Highlights
- Identification of five key pathogenic variants (ATM, BRCA2, CHEK2, HOXB13, PALB2) significantly associated with aggressive prostate cancer risk in men of African ancestry.
- Integration of rare germline variants, polygenic risk scores (PRS), and family history refines lifetime absolute risk estimates for prostate cancer, including aggressive and metastatic forms.
- Substantial risk variability supports moving beyond race-based screening guidelines toward personalized screening approaches based on genetic risk stratification.
- Early detection strategies focusing on high-risk individuals could improve outcomes and reduce overdiagnosis in African ancestry populations.
Introduction
Prostate cancer (PCa) exhibits high heritability, with genetic factors accounting for approximately 58% of risk variability. While common genetic variants underpin risk prediction through polygenic risk scores (PRS), rare germline pathogenic variants (PVs) in DNA repair and cancer predisposition genes contribute significantly to aggressive and early-onset disease. Most existing studies have focused on European ancestry populations, leaving a critical knowledge gap regarding genetic risk factors and their clinical implications in men of African ancestry. Given the disproportionately high PCa incidence and mortality within African ancestry groups, there is an urgent need to characterize the genetic risk spectrum to inform personalized screening and management strategies that transcend the limitations of race-based guidelines.
Study Design and Methods
This large multi-national case-control study involved 7,176 prostate cancer cases and 4,873 controls of African ancestry recruited from seven countries across North America and Africa. Cases included nonaggressive, intermediate-risk, aggressive, and metastatic PCa subtypes, defined by pathological stage, Gleason score, PSA levels, and mortality data. Whole-exome sequencing was performed to identify rare PVs across 37 cancer predisposition genes, with a focus on 16 panel genes commonly used in clinical testing. PRS were calculated using 451 validated PCa risk variants derived from multi-ancestry genome-wide association studies, and family history information was incorporated.
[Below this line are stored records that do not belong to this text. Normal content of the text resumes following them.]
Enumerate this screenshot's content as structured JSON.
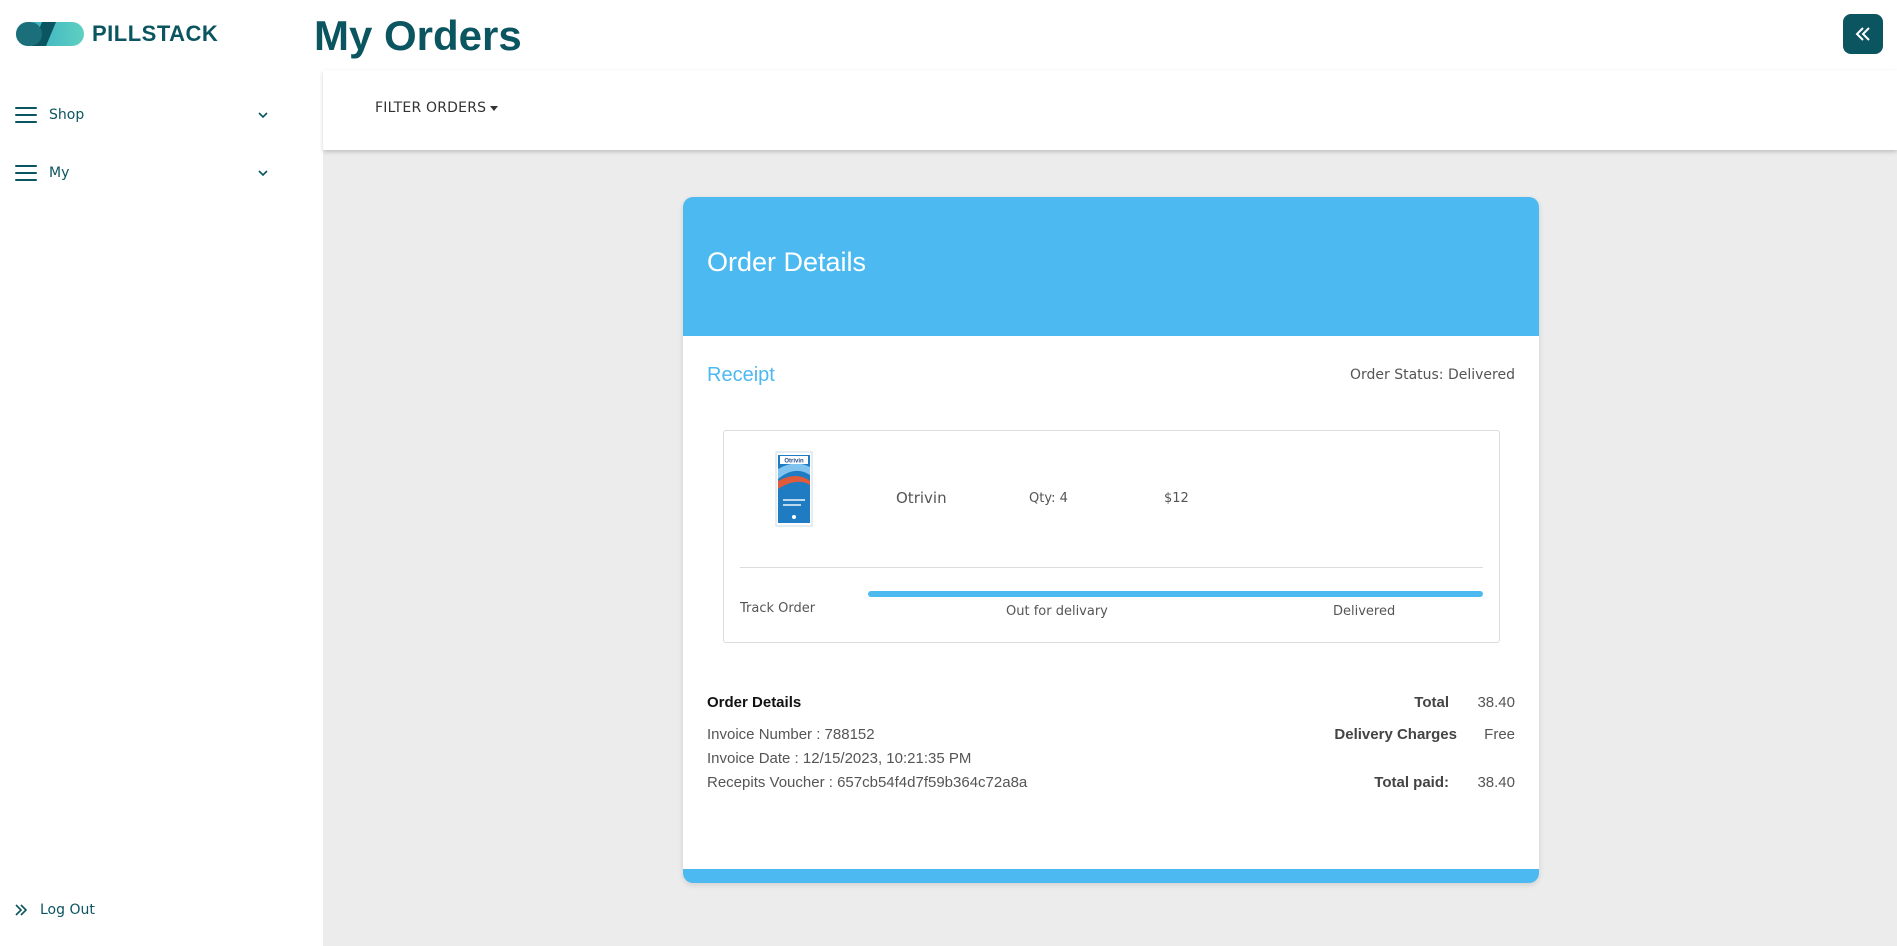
{
  "app": {
    "brand": "PILLSTACK",
    "page_title": "My Orders"
  },
  "sidebar": {
    "items": [
      {
        "label": "Shop",
        "icon": "hamburger-icon"
      },
      {
        "label": "My",
        "icon": "hamburger-icon"
      }
    ],
    "logout_label": "Log Out"
  },
  "toolbar": {
    "filter_label": "FILTER ORDERS"
  },
  "order": {
    "header": "Order Details",
    "receipt_label": "Receipt",
    "status_text": "Order Status: Delivered",
    "item": {
      "name": "Otrivin",
      "qty": "Qty: 4",
      "price": "$12",
      "image_label": "Otrivin"
    },
    "tracking": {
      "label": "Track Order",
      "steps": [
        "Out for delivary",
        "Delivered"
      ],
      "progress": 1.0
    },
    "details": {
      "title": "Order Details",
      "invoice_number": "Invoice Number : 788152",
      "invoice_date": "Invoice Date : 12/15/2023, 10:21:35 PM",
      "voucher": "Recepits Voucher : 657cb54f4d7f59b364c72a8a"
    },
    "summary": {
      "total_label": "Total",
      "total_value": "38.40",
      "delivery_label": "Delivery Charges",
      "delivery_value": "Free",
      "paid_label": "Total paid:",
      "paid_value": "38.40"
    }
  },
  "colors": {
    "brand": "#0b5560",
    "accent": "#4cb9f0",
    "background": "#ececec"
  }
}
Gene-based associations were assessed using logistic regression adjusted for age and genetic ancestry. PVs were classified using standard variant effect predictors and ClinVar annotations. Lifetime absolute risk estimates, accounting for PV status, PRS, and family history, were generated by integrating genetic association data with age- and population-specific PCa incidence and mortality statistics from the Surveillance, Epidemiology, and End Results (SEER) program and the National Center for Health Statistics (NCHS).
Key Findings
Five genes—ATM, BRCA2, CHEK2, HOXB13, and PALB2—showed significant associations with overall and particularly aggressive or metastatic PCa risk. PV frequencies in these genes were enriched among aggressive (4.0%) and metastatic (3.9%) cases compared to controls (1.5%). Odds ratios for aggressive disease ranged from 2.18 to 5.96 (p < 0.05), with carriers exhibiting markedly elevated risk relative to noncarriers.
A wide spectrum of lifetime absolute PCa risk was observed depending on combined genetic and familial factors. For example, among African American men:
– Overall PCa risk ranged from 3.0% (noncarriers, low PRS, no family history) to 74% (carriers, high PRS, positive family history).
– Aggressive PCa risk spanned from 0.6% to 41%, and metastatic PCa risk varied from 0.2% to 37%.
Notably, PV carriers with a positive family history and PRS in the 90th percentile experienced sevenfold, eighteenfold, and thirty-fourfold increases in risk for overall, aggressive, and metastatic PCa, respectively, versus average-risk individuals. Age at which absolute risk thresholds were reached differed substantially; high-risk individuals reached thresholds approximately 30 years earlier than average-risk counterparts, signaling the potential benefit of earlier screening.
Additional genes—MSH5, NBN, NEIL2, and TP53—demonstrated suggestive associations, expanding the candidate gene panel for future investigation.
Expert Commentary
This comprehensive genetic analysis represents the largest of its kind in men of African ancestry, bridging critical gaps in understanding the genetic epidemiology of PCa in this population. The robust association between specific PVs and aggressive PCa aligns with prior findings in European cohorts but importantly contextualizes these within diverse genetic backgrounds.
Integrating PRS with rare variant data and family history offers superior risk stratification over traditional race-based methods, challenging current screening guidelines that recommend earlier prostate-specific antigen (PSA) testing solely on racial grounds. Precision risk estimates enable nuanced screening, potentially reducing overdiagnosis in lower-risk individuals while intensifying surveillance for those at highest risk.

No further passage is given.